Yes. Color changes preview in real-time in the Site Editor. The editor uses CSS custom properties set on a wrapper element, so you’ll see the result as soon as you pick a color — no save required to preview.

Yes. Each Navigation block instance stores its own settings independently as block attributes. You could have a header nav with blue hover colors and a footer nav with no custom colors at all — they’re completely separate.

Color, typography, border, and spacing controls apply to all items in the navigation block uniformly. Per-item color overrides are on the roadmap but not yet available.

However, Responsive Visibility is per-item — you can independently hide any individual link or submenu on desktop, tablet, or mobile. This lets you show different items at different breakpoints without maintaining separate menus.

Each nav item (link or submenu) has three independent toggles: Hide on Desktop, Hide on Tablet, and Hide on Mobile. Select the individual item in the block editor — not the parent Navigation block — to see these toggles in the Settings panel.

You can activate any combination. If an item is hidden on mobile and tablet, it only appears on desktop. The visibility is applied via CSS classes and has no JavaScript overhead.

When all children of a submenu item are hidden on a given breakpoint, the plugin automatically hides the parent’s dropdown arrow on that breakpoint too — so no ghost indicator is left behind.

Yes. Pro includes full border control for six states: top-level normal, hover, and active, plus submenu normal, hover, and active. Each state has an independent BorderBoxControl (color, style, and width — linked or per-side) and a BorderRadiusControl (linked or per corner).

Top-level borders are automatically scoped out of the mobile overlay so desktop box styles don’t bleed into the stacked vertical mobile menu.

Yes, intentionally. The plugin wraps the link and arrow button in a shared container element (.cw-nav-item-wrapper) so the background color covers both. This avoids the common visual glitch where the hover background only covers the text link, leaving the arrow floating on a different background.
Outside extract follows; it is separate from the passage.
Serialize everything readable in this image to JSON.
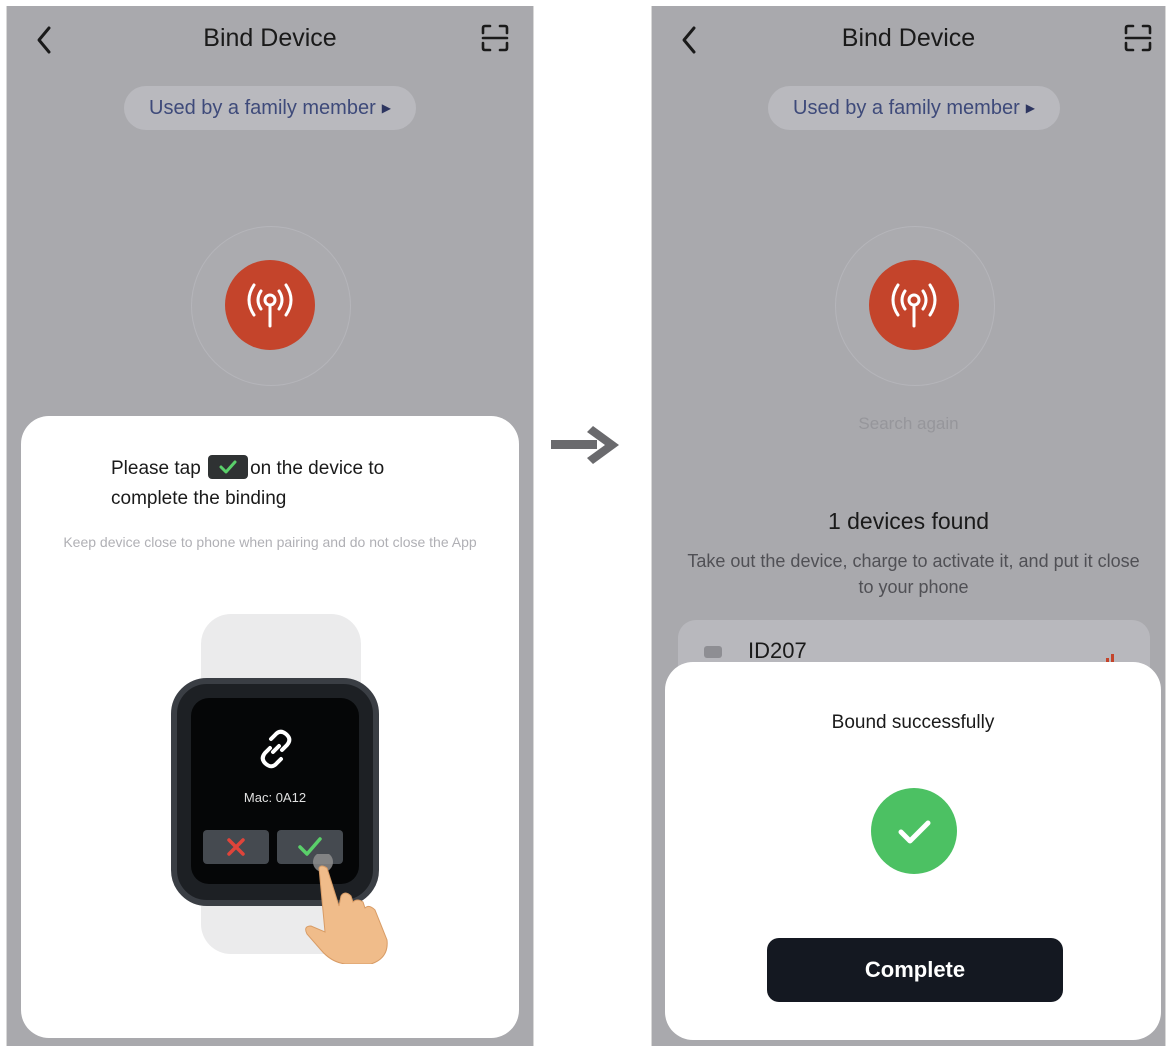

Pro is an annual license. When you purchase, you receive a license key that activates Pro features on one WordPress site. Your license includes automatic plugin updates and priority email support for 12 months.
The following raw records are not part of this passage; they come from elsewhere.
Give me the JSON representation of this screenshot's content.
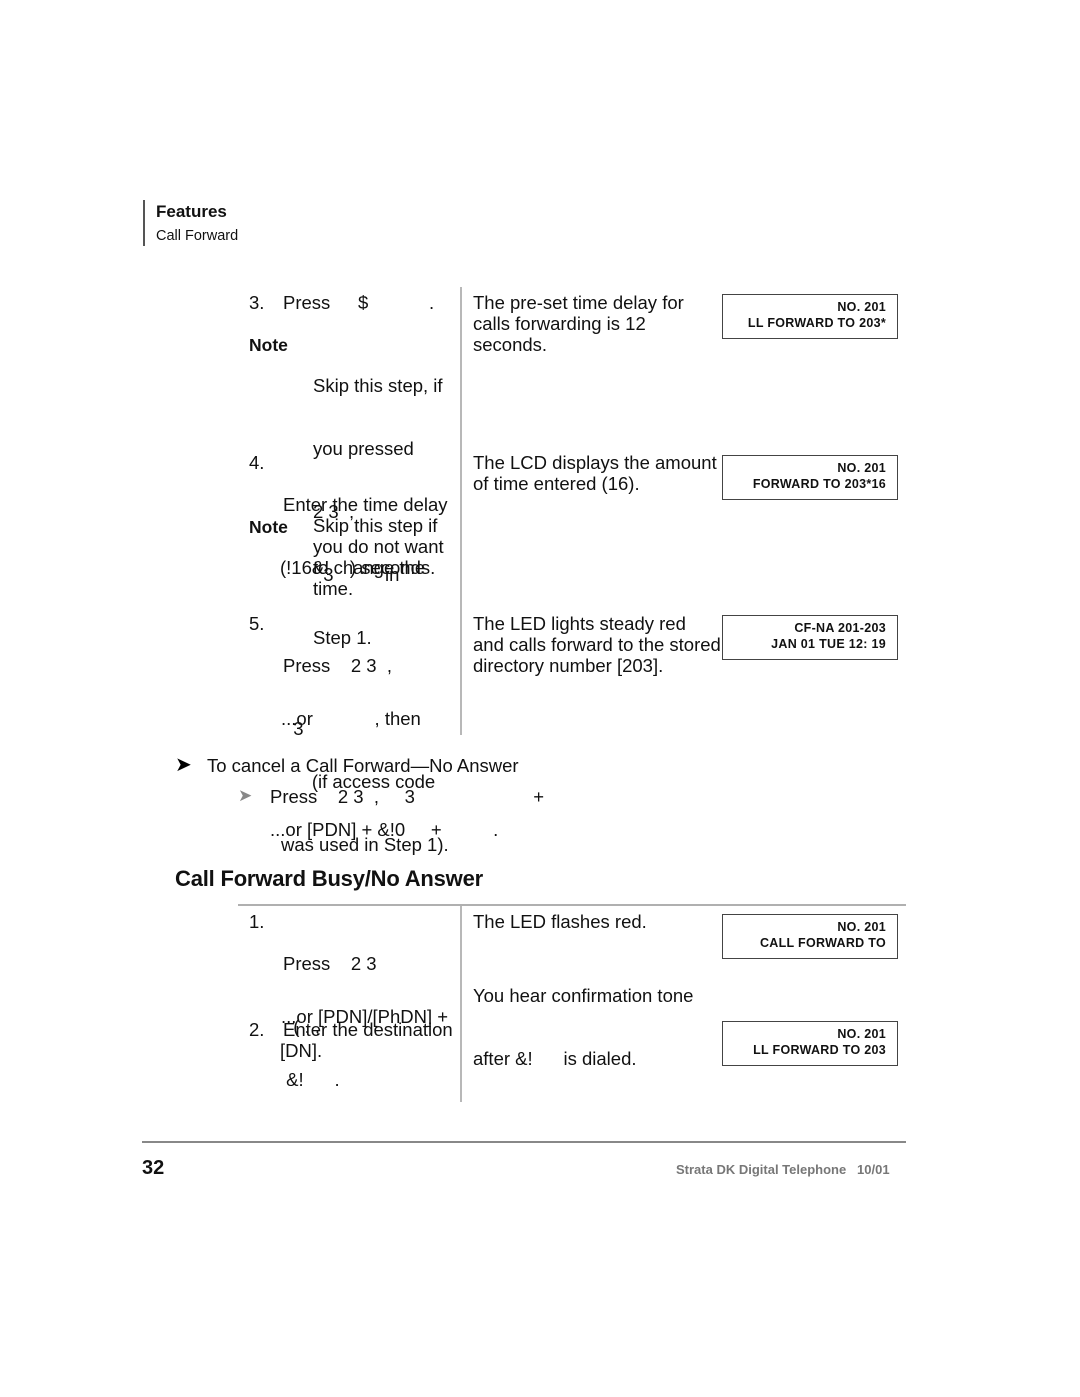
{
  "header": {
    "section": "Features",
    "subsection": "Call Forward"
  },
  "table1": {
    "step3": {
      "num": "3.",
      "text": "Press",
      "key": "$",
      "period": ".",
      "note_label": "Note",
      "note_lines": [
        "Skip this step, if",
        "you pressed",
        "2 3  ,",
        "  3          in",
        "Step 1."
      ],
      "result": [
        "The pre-set time delay for",
        "calls forwarding is 12",
        "seconds."
      ],
      "lcd": [
        "NO.  201",
        "LL  FORWARD  TO 203*"
      ]
    },
    "step4": {
      "num": "4.",
      "lines": [
        "Enter the time delay",
        "(!16&!    ) seconds."
      ],
      "note_label": "Note",
      "note_lines": [
        "Skip this step if",
        "you do not want",
        "to change the",
        "time."
      ],
      "result": [
        "The LCD displays the amount",
        "of time entered (16)."
      ],
      "lcd": [
        "NO.  201",
        "FORWARD  TO 203*16"
      ]
    },
    "step5": {
      "num": "5.",
      "lines": [
        "Press    2 3  ,",
        "  3"
      ],
      "alt_lines": [
        "...or            , then",
        "      (if access code",
        "was used in Step 1)."
      ],
      "result": [
        "The LED lights steady red",
        "and calls forward to the stored",
        "directory number [203]."
      ],
      "lcd": [
        "CF-NA  201-203",
        "JAN  01  TUE  12: 19"
      ]
    }
  },
  "cancel": {
    "heading": "To cancel a Call Forward—No Answer",
    "press_line": "Press    2 3  ,     3                       +",
    "or_line": "...or [PDN] + &!0     +          ."
  },
  "section2": {
    "title": "Call Forward  Busy/No Answer",
    "step1": {
      "num": "1.",
      "lines": [
        "Press    2 3",
        "  ( . ,"
      ],
      "alt_lines": [
        "...or [PDN]/[PhDN] +",
        " &!      ."
      ],
      "result1": "The LED flashes red.",
      "result2": [
        "You hear confirmation tone",
        "after &!      is dialed."
      ],
      "lcd": [
        "NO.  201",
        "CALL  FORWARD  TO"
      ]
    },
    "step2": {
      "num": "2.",
      "lines": [
        "Enter the destination",
        "[DN]."
      ],
      "lcd": [
        "NO.  201",
        "LL  FORWARD  TO 203"
      ]
    }
  },
  "footer": {
    "page_number": "32",
    "doc_title": "Strata DK Digital Telephone   10/01"
  },
  "icons": {
    "arrow_black": "➤",
    "arrow_grey": "➤"
  }
}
At renewal, you can continue at the then-current rate or let it lapse — if you don’t renew, the plugin continues working but won’t receive updates and you lose access to priority support.

Yes. The free version is GPL licensed and can be used on any number of sites without restriction. You can also redistribute it freely under the GPL terms.
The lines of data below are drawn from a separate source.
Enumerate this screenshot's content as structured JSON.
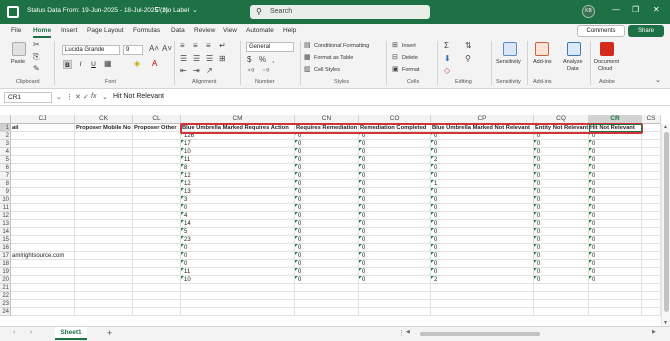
{
  "window": {
    "title": "Status Data From: 19-Jun-2025 - 18-Jul-2025 (2)",
    "sensitivity_label": "No Label",
    "search_placeholder": "Search",
    "user_initials": "KB",
    "min": "—",
    "restore": "❐",
    "close": "✕"
  },
  "tabs": [
    "File",
    "Home",
    "Insert",
    "Page Layout",
    "Formulas",
    "Data",
    "Review",
    "View",
    "Automate",
    "Help"
  ],
  "active_tab": "Home",
  "comments_label": "Comments",
  "share_label": "Share",
  "ribbon": {
    "clipboard": {
      "paste": "Paste",
      "label": "Clipboard"
    },
    "font": {
      "name": "Lucida Grande",
      "size": "9",
      "label": "Font",
      "bold": "B",
      "italic": "I",
      "underline": "U"
    },
    "alignment": {
      "label": "Alignment"
    },
    "number": {
      "format": "General",
      "label": "Number"
    },
    "styles": {
      "conditional": "Conditional Formatting",
      "format_table": "Format as Table",
      "cell_styles": "Cell Styles",
      "label": "Styles"
    },
    "cells": {
      "insert": "Insert",
      "delete": "Delete",
      "format": "Format",
      "label": "Cells"
    },
    "editing": {
      "label": "Editing"
    },
    "sensitivity": {
      "btn": "Sensitivity",
      "label": "Sensitivity"
    },
    "addins": {
      "btn": "Add-ins",
      "label": "Add-ins"
    },
    "analyze": {
      "btn1": "Analyze",
      "btn2": "Data"
    },
    "adobe": {
      "btn1": "Document",
      "btn2": "Cloud",
      "label": "Adobe"
    }
  },
  "formula_bar": {
    "name_box": "CR1",
    "fx": "fx",
    "content": "Hit Not Relevant"
  },
  "grid": {
    "accent": "#1e7145",
    "highlight": "#d13438",
    "columns": [
      "CJ",
      "CK",
      "CL",
      "CM",
      "CN",
      "CO",
      "CP",
      "CQ",
      "CR",
      "CS"
    ],
    "selected_column": "CR",
    "row_numbers": [
      "1",
      "2",
      "3",
      "4",
      "5",
      "6",
      "7",
      "8",
      "9",
      "10",
      "11",
      "12",
      "13",
      "14",
      "15",
      "16",
      "17",
      "18",
      "19",
      "20",
      "21",
      "22",
      "23",
      "24"
    ],
    "header_row": [
      "ail",
      "Proposer Mobile No",
      "Proposer Other",
      "Blue Umbrella Marked Requires Action",
      "Requires Remediation",
      "Remediation Completed",
      "Blue Umbrella Marked Not Relevant",
      "Entity Not Relevant",
      "Hit Not Relevant",
      ""
    ],
    "rows": [
      {
        "cj": "",
        "cm": "126",
        "cn": "0",
        "co": "0",
        "cp": "0",
        "cq": "0",
        "cr": "0"
      },
      {
        "cj": "",
        "cm": "17",
        "cn": "0",
        "co": "0",
        "cp": "0",
        "cq": "0",
        "cr": "0"
      },
      {
        "cj": "",
        "cm": "10",
        "cn": "0",
        "co": "0",
        "cp": "0",
        "cq": "0",
        "cr": "0"
      },
      {
        "cj": "",
        "cm": "11",
        "cn": "0",
        "co": "0",
        "cp": "2",
        "cq": "0",
        "cr": "0"
      },
      {
        "cj": "",
        "cm": "8",
        "cn": "0",
        "co": "0",
        "cp": "0",
        "cq": "0",
        "cr": "0"
      },
      {
        "cj": "",
        "cm": "12",
        "cn": "0",
        "co": "0",
        "cp": "0",
        "cq": "0",
        "cr": "0"
      },
      {
        "cj": "",
        "cm": "12",
        "cn": "0",
        "co": "0",
        "cp": "1",
        "cq": "0",
        "cr": "0"
      },
      {
        "cj": "",
        "cm": "13",
        "cn": "0",
        "co": "0",
        "cp": "0",
        "cq": "0",
        "cr": "0"
      },
      {
        "cj": "",
        "cm": "3",
        "cn": "0",
        "co": "0",
        "cp": "0",
        "cq": "0",
        "cr": "0"
      },
      {
        "cj": "",
        "cm": "0",
        "cn": "0",
        "co": "0",
        "cp": "0",
        "cq": "0",
        "cr": "0"
      },
      {
        "cj": "",
        "cm": "4",
        "cn": "0",
        "co": "0",
        "cp": "0",
        "cq": "0",
        "cr": "0"
      },
      {
        "cj": "",
        "cm": "14",
        "cn": "0",
        "co": "0",
        "cp": "0",
        "cq": "0",
        "cr": "0"
      },
      {
        "cj": "",
        "cm": "5",
        "cn": "0",
        "co": "0",
        "cp": "0",
        "cq": "0",
        "cr": "0"
      },
      {
        "cj": "",
        "cm": "23",
        "cn": "0",
        "co": "0",
        "cp": "0",
        "cq": "0",
        "cr": "0"
      },
      {
        "cj": "",
        "cm": "0",
        "cn": "0",
        "co": "0",
        "cp": "0",
        "cq": "0",
        "cr": "0"
      },
      {
        "cj": "amlrightsource.com",
        "cm": "0",
        "cn": "0",
        "co": "0",
        "cp": "0",
        "cq": "0",
        "cr": "0"
      },
      {
        "cj": "",
        "cm": "0",
        "cn": "0",
        "co": "0",
        "cp": "0",
        "cq": "0",
        "cr": "0"
      },
      {
        "cj": "",
        "cm": "11",
        "cn": "0",
        "co": "0",
        "cp": "0",
        "cq": "0",
        "cr": "0"
      },
      {
        "cj": "",
        "cm": "10",
        "cn": "0",
        "co": "0",
        "cp": "2",
        "cq": "0",
        "cr": "0"
      }
    ]
  },
  "sheet_tab": "Sheet1",
  "add_sheet": "+"
}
Yes. We offer a 14-day refund on Pro licenses, no questions asked. If the plugin doesn’t work as expected for your use case, contact support within 14 days of purchase for a full refund.

Nothing breaks. The plugin continues to work exactly as it did — all your settings are preserved and all Pro features remain active. You just won’t receive automatic updates or priority support access until you renew.

We recommend keeping the license active to stay current with WordPress compatibility updates.

First, make sure you’ve selected the Navigation block itself — not a child block inside it like a Navigation Item or Page List. Click directly on the nav container; the block label in the top-left of the editor should say “Navigation”.

Then open the right sidebar (⚙ icon, top-right) and click the Styles tab (paint roller icon). The plugin controls appear in panels labeled “Hover/Selected” and “Mobile” at the bottom of the Styles panel.

Make sure you’ve clicked Save in the Site Editor. Block attributes are only written to the database on save — unsaved changes won’t appear on the frontend.

If you’ve saved and it’s still not showing, try clearing your browser cache and any caching plugins (WP Rocket, W3 Total Cache, etc.). The plugin injects styles at render time, so a cached page may not have the new styles.

Open browser DevTools (F12), right-click the affected element and choose Inspect, then look at the Styles panel on the right. Find the property being overridden and check which rule is “winning” — it will show the file/line it comes from.

This is most commonly a PHP version issue. The plugin requires PHP 7.4 or higher. Check your PHP version in WordPress admin under Tools → Site Health → Info → Server.